Consistency

Consistency. It’s such a tricky subject to define. People need to be consistent. They shouldn’t necessarily be predictable or boring, but they do need to be reliable, and their actions must be comprehensible.

This applies to everything in life. Take dance: I don’t want to be boring on the floor, but my leads need to make sense. I need to set a mood and stick with it. I need to be trusted . I can be a communicative and fun lead without being predictable.

The same applies to work, friendships, conversations… At work you need to be trusted to perform at a certain capacity. With different friends you may not act the same way, but at a certain point you need to choose a certain set of behaviors that define you with that person. In conversation, one needs to play some sort of role; change your mind all you want, but at least make your decisions and comments consistent.

And we all know it applies to relationships. Nobody wants surprises there. (From dance class today: “If she has a hairy chance I want to know before I take off her shirt…”) I’m not claiming that personal disclosure shouldn’t grow with comfort level, I’m saying that at both the micro and macro level we need to know where the other is. To go back to the dance analogy, there will be different dances and consequently varying leads/choreography. There’ll even be a time for learning new dances. But all along, the process needs to be the same: familiarizing yourself with your partner’s lead and/or follow and not losing control. When you’re that close to someone and you lose control, you may both get really hurt… and I’m not just talking about failed acrobatic steps.

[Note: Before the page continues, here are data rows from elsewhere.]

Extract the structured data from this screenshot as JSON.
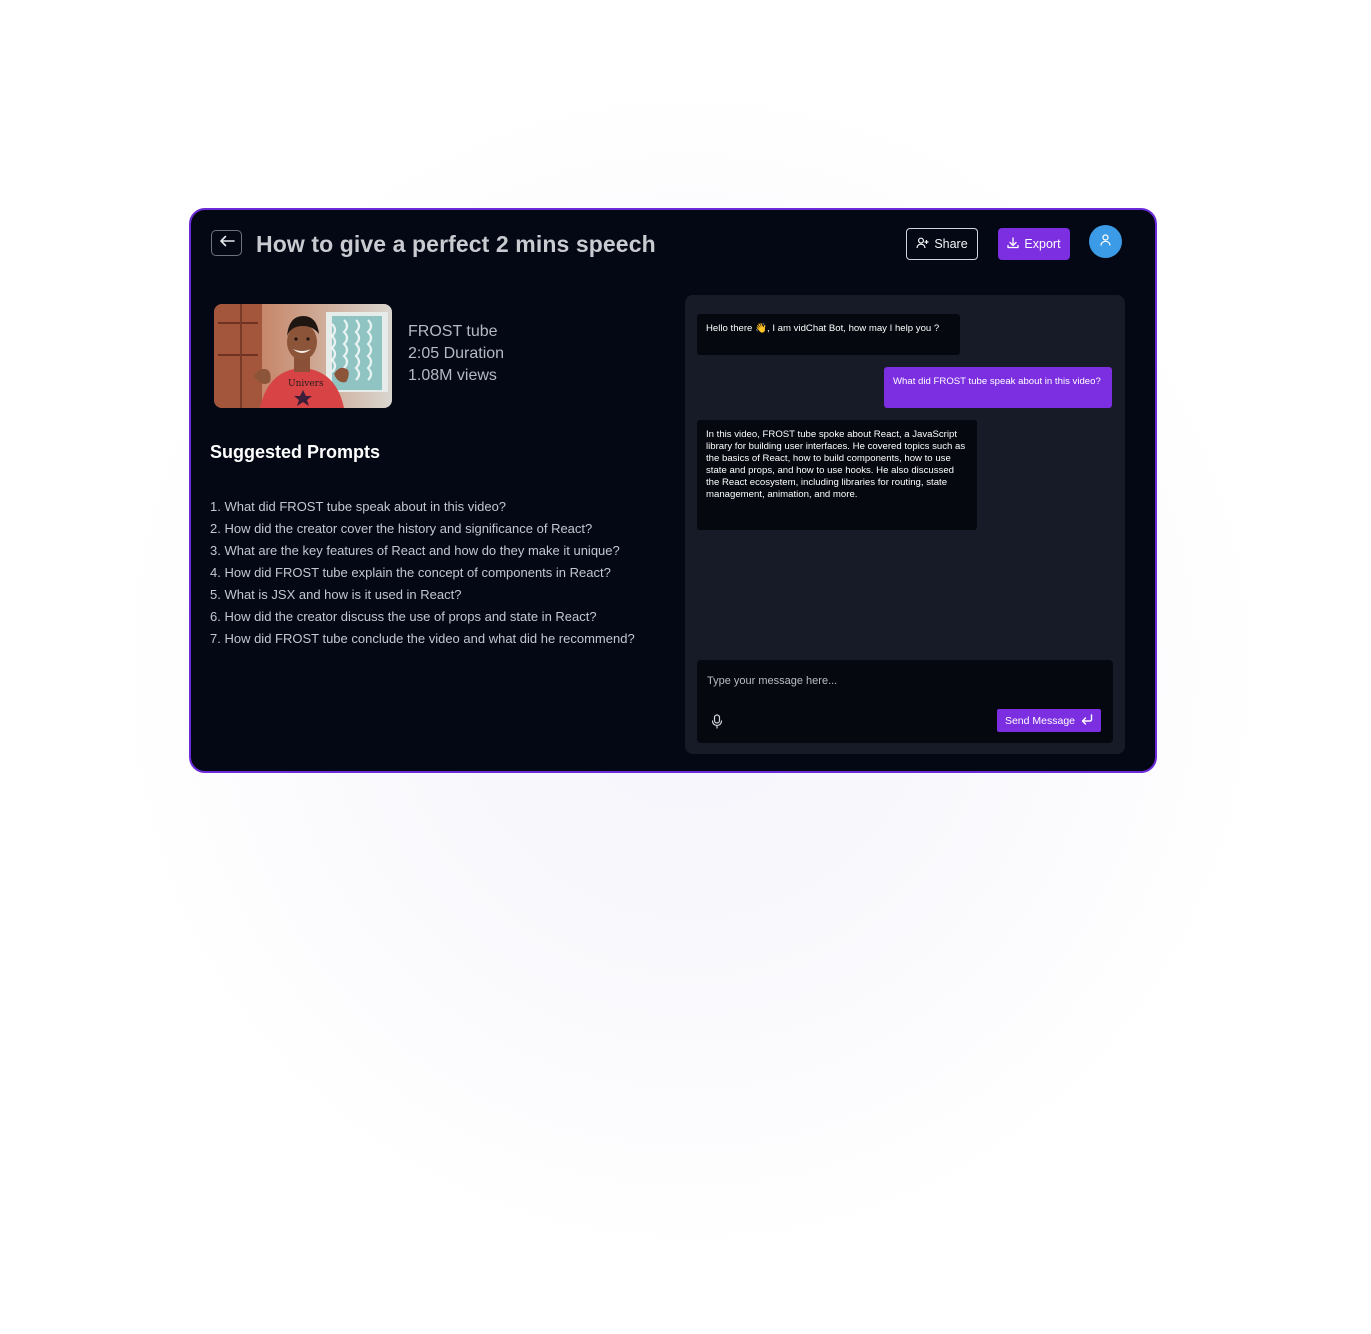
{
  "header": {
    "back_icon": "arrow-left-icon",
    "title": "How to give a perfect 2 mins speech",
    "share_label": "Share",
    "share_icon": "user-plus-icon",
    "export_label": "Export",
    "export_icon": "download-icon",
    "avatar_icon": "user-icon"
  },
  "video": {
    "channel": "FROST tube",
    "duration": "2:05 Duration",
    "views": "1.08M views",
    "thumbnail_shirt_text": "Univers"
  },
  "prompts": {
    "heading": "Suggested Prompts",
    "items": [
      "1. What did FROST tube speak about in this video?",
      "2. How did the creator cover the history and significance of React?",
      "3. What are the key features of React and how do they make it unique?",
      "4. How did FROST tube explain the concept of components in React?",
      "5. What is JSX and how is it used in React?",
      "6. How did the creator discuss the use of props and state in React?",
      "7. How did FROST tube conclude the video and what did he recommend?"
    ]
  },
  "chat": {
    "messages": [
      {
        "role": "bot",
        "text": "Hello there 👋, I am vidChat Bot, how may I help you ?"
      },
      {
        "role": "user",
        "text": "What did FROST tube speak about in this video?"
      },
      {
        "role": "bot",
        "text": "In this video, FROST tube spoke about React, a JavaScript library for building user interfaces. He covered topics such as the basics of React, how to build components, how to use state and props, and how to use hooks. He also discussed the React ecosystem, including libraries for routing, state  management, animation, and more."
      }
    ],
    "input_placeholder": "Type your message here...",
    "mic_icon": "microphone-icon",
    "send_label": "Send Message",
    "send_icon": "enter-arrow-icon"
  },
  "colors": {
    "accent": "#7c2fe0",
    "background": "#040815",
    "panel": "#171b27",
    "avatar": "#3b9be6"
  }
}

None of this should seem like rocket science. And perhaps I’m beating a dead horse with all these examples. But simple as this idea is, we all fall victim to inconsistency. When we expect that A will lead to B we are often disappointed when we end up with C instead. Or perhaps we end up with nothing at all. See, the obvious truth is that people often don’t make sense.

Why do people lead others on and then bail out at the last minute? Why do some take so much from other people and then refuse to reciprocate when it’s their turn? Why do others change so much that you wonder how someone could still be the same person?

Perhaps we all have this point where we just top off, where we can’t be consistent anymore. It’s like how one can only eat at fancy restaurants night-after-night for so long… until the money’s gone. Well, sometimes we commit ourselves to things that we just can’t carry out with the same behaviors as before. We’d like to dream that we can handle it all, and still be ourselves, but we can’t. We’re tiny people with huge visions.

So what’s the solution to all this? We know how we should behave, but then we have these predispositions and limitatations. My response is my answer to every problem: think about it. Recognize how you’ve behaved in the past, and try to stick with that. Don’t be fake: it’ll catch up with you.

It doesn’t pay to be amazing one day out of twenty. What really matters is being a good (or bad) person all twenty days. Figure out who you want to be, and try to be that person. Don’t fuck with people’s heads. Don’t commit to something that you can’t do. Don’t treat me like I treat you just for the sake of reciprocity; treat me how you’re always going to be able to treat me.

Thanks for hearing me out. All of this came up the other night when someone confused me with their actions. I didn’t care what was going on with us, so long as it made sense – so long as it was explainable – so long as it fit the setting… Even me: I may say a lot of nonsense, but at least I’m consistently crazy, right? Thank you for your time.